As students prioritize top universities and population declines, more and more American towns are “slowly dying.”
The Wall Street Journal (WSJ) said that American students’ preference for prestigious universities for better career opportunities, increasingly expensive tuition fees, and falling birth rates are causing many towns, dormitories, and student villages to be abandoned.
A prime example is the old dormitory at Western Illinois University, which once housed 800 students, now abandoned and used as a police training ground with upturned chairs, rubber bullet casings and paintballs.
Several other buildings have been demolished, giving way to wild lawns, two more dormitories will close this summer, and student housing is deserted.
The city streets used to be so crowded that traffic moved very slowly during the semester. Not anymore.
“It feels like you’re watching the town die,” said Kalib McGruder, a native of Macomb who has worked for 28 years for the Western Illinois University Police Department.
Rust Belt
Macomb is part of the “New Rust Belt,” a term used to describe college campuses across the United States and the student towns and villages that have fallen into disrepair after a boom time.
The Sullivan Taylor Coffee House, located on the corner of a stately 130-year-old building not far from campus, has had virtually no customers all semester. Owner Brandon Thompson has dipped into his retirement savings, maxed out his credit cards, and even canceled his home internet service to keep the shop open.

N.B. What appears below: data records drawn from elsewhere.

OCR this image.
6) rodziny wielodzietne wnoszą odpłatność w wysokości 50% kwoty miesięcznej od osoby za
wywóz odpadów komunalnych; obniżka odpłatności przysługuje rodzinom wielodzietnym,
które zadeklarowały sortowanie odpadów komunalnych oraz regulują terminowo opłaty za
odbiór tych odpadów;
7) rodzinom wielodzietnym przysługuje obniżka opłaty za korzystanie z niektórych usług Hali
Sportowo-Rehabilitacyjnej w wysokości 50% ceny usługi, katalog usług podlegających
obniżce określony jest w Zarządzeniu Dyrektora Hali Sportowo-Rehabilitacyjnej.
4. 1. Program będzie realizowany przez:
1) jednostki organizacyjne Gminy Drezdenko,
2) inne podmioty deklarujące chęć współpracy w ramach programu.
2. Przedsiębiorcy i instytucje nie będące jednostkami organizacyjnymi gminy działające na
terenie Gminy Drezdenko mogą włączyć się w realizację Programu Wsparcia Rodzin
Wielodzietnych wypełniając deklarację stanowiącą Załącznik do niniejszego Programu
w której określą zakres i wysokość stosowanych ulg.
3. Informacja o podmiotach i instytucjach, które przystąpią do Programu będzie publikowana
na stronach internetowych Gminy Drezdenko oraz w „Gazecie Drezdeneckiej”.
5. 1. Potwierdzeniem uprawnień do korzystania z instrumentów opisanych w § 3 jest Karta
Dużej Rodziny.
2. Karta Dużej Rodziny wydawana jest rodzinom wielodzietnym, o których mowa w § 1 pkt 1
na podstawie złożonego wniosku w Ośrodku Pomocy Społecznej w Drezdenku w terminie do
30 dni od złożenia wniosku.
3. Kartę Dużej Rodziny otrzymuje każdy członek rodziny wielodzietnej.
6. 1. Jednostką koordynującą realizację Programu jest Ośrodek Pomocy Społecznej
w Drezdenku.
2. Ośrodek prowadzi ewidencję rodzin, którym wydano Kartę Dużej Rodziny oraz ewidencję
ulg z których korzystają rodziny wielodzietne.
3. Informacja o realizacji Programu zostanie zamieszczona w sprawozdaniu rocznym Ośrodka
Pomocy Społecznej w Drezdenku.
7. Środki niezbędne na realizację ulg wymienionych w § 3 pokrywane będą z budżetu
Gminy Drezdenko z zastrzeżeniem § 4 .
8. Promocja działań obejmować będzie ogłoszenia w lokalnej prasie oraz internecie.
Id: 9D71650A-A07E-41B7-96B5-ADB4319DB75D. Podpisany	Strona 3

“We’re left with the bare basics,” said Thompson, who is considering filing for bankruptcy.
For generations, colleges across the United States have boosted local economies, creating jobs and attracting students to shop and spend. Increased student numbers have increased school budgets and freed colleges from having to worry about inefficiencies or cutting corners.
However, this boom is no more.
Three-quarters of metropolitan areas that rely particularly on higher education experienced weaker economic growth from 2011 to 2023 than the country as a whole, according to Brookings Metro research.
In the past decade, most of these metropolitan areas have grown faster than the country as a whole, but things are starting to reverse.
In 2007, the number of births in the US peaked at 4.3 million and has declined almost every year since, leading to a gradual decline in school enrollment.
Worse, more and more students are choosing prestigious schools over ordinary ones.
The WSJ analysis found that enrollment at the most popular public universities increased by 9% in 2023 compared to 2015. At lesser-known regional state universities, enrollment fell by 2%.
The move represents tens of thousands of students leaving struggling college towns.
Even if they don’t get into a prestigious school, more and more students are choosing not to go to college after high school, calculating that the tuition and opportunity cost of lost years of work are not worth it.
Hechinger’s report found that at least 242 degree-granting institutions in the United States have closed in the past 10 years.
23% population reduction
According to the WSJ, Macomb’s population has dropped 23% to about 14,765 people from 2010 to 2024. Enrollment at Western Illinois University’s Macomb campus has dropped 47% since 2010, from 10,377 to 5,511.
As enrollment declined, school officials cut programs and raised tuition, making it more difficult to attract new students, creating a vicious cycle.
Falling funding has left Western Illinois University in Macomb in disrepair, with cracks and holes in campus walkways so deep that temporary barriers have been erected.
Additionally, fewer students at the university also means fewer professors. Layoffs and reduced funding have reduced employment at the school by 38 percent over the past 11 years.
“It just snowballed,” said Krista Bowers Sharpe, an associate professor and librarian at Western Illinois at Macomb, who was laid off this month after 28 years at the school.
While prestigious schools attract more students and more money, growing stronger, schools like the one in Macomb are slowly fading away.
Enrollment at Western Illinois University in Macomb has dropped by more than half since 1973, much of it after 2011. The city’s sales tax revenue has dropped “almost in proportion” to the number of students during that period, the mayor said.
Vitale’s restaurant and pizza parlor in Macomb used to stay open until 2 a.m. some nights.
“Now we can barely stay open until nine o’clock,” said Julie Dienst, daughter of owner Concetta Vitale, who said the family wanted to sell but couldn’t find a buyer.
Regions that still rely on small colleges like Macomb will have to diversify their economies or face slow decline if they don’t find a sustainable path forward, the WSJ said.